L’UE vient d’approuver le dépôt de la directive Copyright, une nouvelle loi sur les droits d’auteur qui menace de censurer internet. Cette nouvelle législation exige que tous les sites web censurent le contenu qu’un internaute met en ligne, et la mise en place d’un système capable de repérer tout manquement au copyright. Si la directive n’est pas encore prête d’entrer en application, de nombreux opposants se soulèvent déjà contre cette nouvelle loi, accusée « de détruire l’internet que nous connaissons ».
Ce mercredi 20 juin, l’Union Européenne a approuvé un projet de loi intitulé « Directive sur le droit d’auteur ». Cette législation comporte deux articles particulièrement controversés. L’article 11 demande ainsi à ce que chaque plateforme en ligne, comme Facebook, Google, Twitter ou encore Instagram, censure automatiquement chaque image, vidéo, citation ou code partagé par ses membres.

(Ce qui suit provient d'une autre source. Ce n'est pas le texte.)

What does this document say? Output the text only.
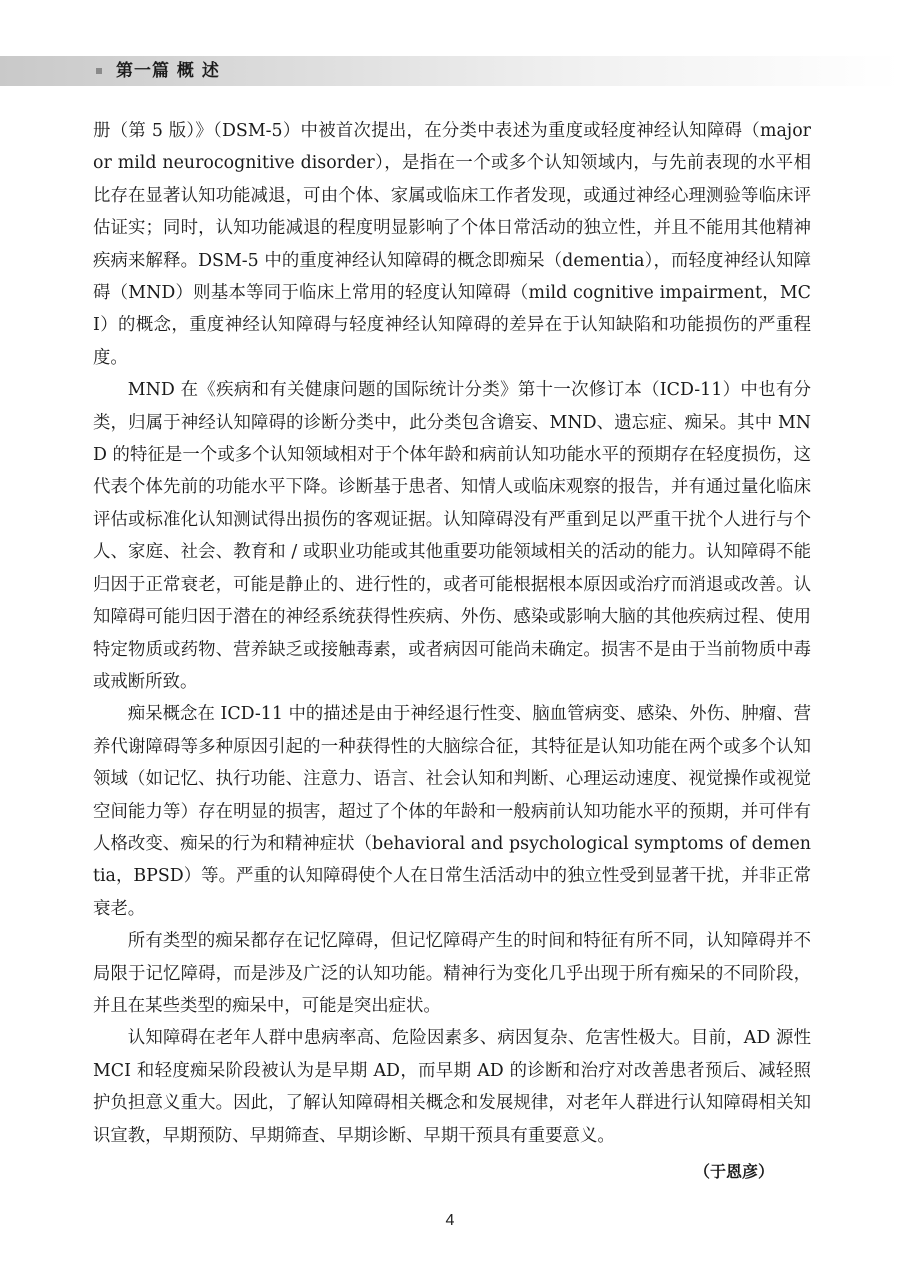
第一篇 概 述

册（第 5 版）》（DSM-5）中被首次提出，在分类中表述为重度或轻度神经认知障碍（major or mild neurocognitive disorder），是指在一个或多个认知领域内，与先前表现的水平相比存在显著认知功能减退，可由个体、家属或临床工作者发现，或通过神经心理测验等临床评估证实；同时，认知功能减退的程度明显影响了个体日常活动的独立性，并且不能用其他精神疾病来解释。DSM-5 中的重度神经认知障碍的概念即痴呆（dementia），而轻度神经认知障碍（MND）则基本等同于临床上常用的轻度认知障碍（mild cognitive impairment，MCI）的概念，重度神经认知障碍与轻度神经认知障碍的差异在于认知缺陷和功能损伤的严重程度。

MND 在《疾病和有关健康问题的国际统计分类》第十一次修订本（ICD-11）中也有分类，归属于神经认知障碍的诊断分类中，此分类包含谵妄、MND、遗忘症、痴呆。其中 MND 的特征是一个或多个认知领域相对于个体年龄和病前认知功能水平的预期存在轻度损伤，这代表个体先前的功能水平下降。诊断基于患者、知情人或临床观察的报告，并有通过量化临床评估或标准化认知测试得出损伤的客观证据。认知障碍没有严重到足以严重干扰个人进行与个人、家庭、社会、教育和 / 或职业功能或其他重要功能领域相关的活动的能力。认知障碍不能归因于正常衰老，可能是静止的、进行性的，或者可能根据根本原因或治疗而消退或改善。认知障碍可能归因于潜在的神经系统获得性疾病、外伤、感染或影响大脑的其他疾病过程、使用特定物质或药物、营养缺乏或接触毒素，或者病因可能尚未确定。损害不是由于当前物质中毒或戒断所致。

痴呆概念在 ICD-11 中的描述是由于神经退行性变、脑血管病变、感染、外伤、肿瘤、营养代谢障碍等多种原因引起的一种获得性的大脑综合征，其特征是认知功能在两个或多个认知领域（如记忆、执行功能、注意力、语言、社会认知和判断、心理运动速度、视觉操作或视觉空间能力等）存在明显的损害，超过了个体的年龄和一般病前认知功能水平的预期，并可伴有人格改变、痴呆的行为和精神症状（behavioral and psychological symptoms of dementia，BPSD）等。严重的认知障碍使个人在日常生活活动中的独立性受到显著干扰，并非正常衰老。

所有类型的痴呆都存在记忆障碍，但记忆障碍产生的时间和特征有所不同，认知障碍并不局限于记忆障碍，而是涉及广泛的认知功能。精神行为变化几乎出现于所有痴呆的不同阶段，并且在某些类型的痴呆中，可能是突出症状。

认知障碍在老年人群中患病率高、危险因素多、病因复杂、危害性极大。目前，AD 源性 MCI 和轻度痴呆阶段被认为是早期 AD，而早期 AD 的诊断和治疗对改善患者预后、减轻照护负担意义重大。因此，了解认知障碍相关概念和发展规律，对老年人群进行认知障碍相关知识宣教，早期预防、早期筛查、早期诊断、早期干预具有重要意义。

（于恩彦）
4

Selon la directive, les plateformes en ligne doivent « prendre des mesures pour assurer le fonctionnement des accords conclus avec les titulaires de droits pour l’utilisation de leurs œuvres ». Pour l’heure, les plateformes se défendent en arguant n’être que de simples intermédiaires et nient « toute responsabilité sur le contenu », souligne Véronique Desbrosses, directrice générale du groupement européen des sociétés d’auteurs et de compositeurs.
Copyright, droits d’auteur : l’UE adopte un projet de loi qui risque de censurer internet
L’article 13 de la directive sur le droit d’auteur va encore plus loin et demande la mise en place d’un filtrage automatique de tous les contenus postés sur internet. Dès que vous posterez une vidéo, une photo ou un GIF sur la toile, ce contenu sera comparé avec une gigantesque base de données d’oeuvres protégées. Si votre partage est en infraction avec la loi sur le copyright, il sera censuré. Ce système rappelle beaucoup le Content ID, le système de contrôle mis en place sur YouTube « pour aider les titulaires de droits d’auteur à identifier et à gérer en toute facilité leur contenu ».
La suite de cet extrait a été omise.